If I could have dinner with one celebrity chef whom would it be?
So why would I actually want to have dinner with a celebrity chef ? This isn’t something I’d considered before this week’s prompt so it took a while (like a whole day) to figure it out. I asked this question because initially it was the more recent chefs that came to mind.
Gordon Ramsay – badass dude, no way, his cussing and rude attitude would curdle the creme brûlée. Jamie Oliver – nope, he jumps about like he has a attention deficit disorder and surely would give myself and the other guests indigestion. What about Nigella then? Not her either. I enjoy good conversation and I’d be worried about her turning the vegetables into salacious salads and then being so crack-dreamy about her creation she would add little conversational value to the dinner.

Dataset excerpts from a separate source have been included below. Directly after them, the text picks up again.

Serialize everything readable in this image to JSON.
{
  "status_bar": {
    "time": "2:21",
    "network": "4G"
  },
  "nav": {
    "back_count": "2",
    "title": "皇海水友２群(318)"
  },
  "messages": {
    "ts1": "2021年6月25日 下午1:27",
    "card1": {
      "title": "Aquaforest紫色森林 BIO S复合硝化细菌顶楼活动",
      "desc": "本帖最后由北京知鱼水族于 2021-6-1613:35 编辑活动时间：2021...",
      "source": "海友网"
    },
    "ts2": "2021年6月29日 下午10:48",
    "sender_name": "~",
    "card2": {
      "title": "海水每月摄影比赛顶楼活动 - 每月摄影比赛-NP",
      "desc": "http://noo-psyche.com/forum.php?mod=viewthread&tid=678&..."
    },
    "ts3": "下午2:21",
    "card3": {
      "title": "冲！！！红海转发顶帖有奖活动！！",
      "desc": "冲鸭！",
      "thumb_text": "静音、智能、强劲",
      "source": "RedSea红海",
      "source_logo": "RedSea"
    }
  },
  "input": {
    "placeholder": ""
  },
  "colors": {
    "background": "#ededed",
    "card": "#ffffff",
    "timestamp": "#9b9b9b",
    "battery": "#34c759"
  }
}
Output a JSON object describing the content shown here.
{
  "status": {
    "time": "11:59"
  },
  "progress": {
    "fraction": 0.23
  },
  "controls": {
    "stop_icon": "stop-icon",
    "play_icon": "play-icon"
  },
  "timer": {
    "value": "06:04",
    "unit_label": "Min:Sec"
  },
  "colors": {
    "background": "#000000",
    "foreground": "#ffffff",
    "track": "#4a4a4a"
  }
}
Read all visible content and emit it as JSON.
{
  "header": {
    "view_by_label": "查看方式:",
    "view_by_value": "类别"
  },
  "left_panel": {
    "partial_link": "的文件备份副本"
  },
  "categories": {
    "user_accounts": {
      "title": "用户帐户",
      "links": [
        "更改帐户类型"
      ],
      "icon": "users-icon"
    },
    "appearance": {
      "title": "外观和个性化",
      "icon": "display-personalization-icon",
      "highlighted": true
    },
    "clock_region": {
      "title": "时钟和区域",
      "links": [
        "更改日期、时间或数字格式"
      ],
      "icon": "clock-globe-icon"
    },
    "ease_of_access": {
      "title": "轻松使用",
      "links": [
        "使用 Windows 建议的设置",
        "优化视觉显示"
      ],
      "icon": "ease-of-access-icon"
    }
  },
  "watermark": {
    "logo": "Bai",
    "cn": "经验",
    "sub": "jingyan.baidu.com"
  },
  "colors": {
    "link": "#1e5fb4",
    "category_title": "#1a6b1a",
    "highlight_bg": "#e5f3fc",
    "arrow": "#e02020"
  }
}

Who then? When thinking about dinner guests and whom to invite there are essential ingredients to ensure a good evening for guests:
- Personalities must be compatible
- Variety of characters to add elements of surprise to other guests
- Capable of initiating and contributing to dinner conversation; be good listeners and respecters of other’s air space – monologues and/or grandstanding free zone!
- Enjoy good nutritious food: meat and three veg rarely make it to my table
Therefore, my pick would be one of New Zealand’s favourite radio personalities – Aunt Daisy. For more than a quarter of a century she greeted listeners to her segment with the now iconic:
Good morning! Good morning! Good morning!
Her optimism and ability to find blue skies above any cloudy day are what made her such a joy to listen to. Her recipes were down to earth and could be created with ingredients even the poorest pantry would be sure to have. Apart from which she looks like a good old dame and I’m sure she would have been a wonderful contributor to table talk.
The picture on the cookbook cover makes me feel she would as happy to chat about how to clean the family silver as she would about why sponge cakes sometimes erupt like volcanos, or sink in the middle. I imagine her peppering the evening with anecdotes from her radio series, the other celebrities that were part of the show as well as imparting some practical tips on cooking and life in general.
I would have no fear of her scoffing at my attempt to cook for her, she was too much of a lady to behave other than impeccably. I would also feel comfortable gleaning tidbits of wisdom from her years of radio celebrity status combined with the art of cookery.
After all to have lasted twenty-five years on the radio and still be adored when the last show aired she must have been a grand old dame.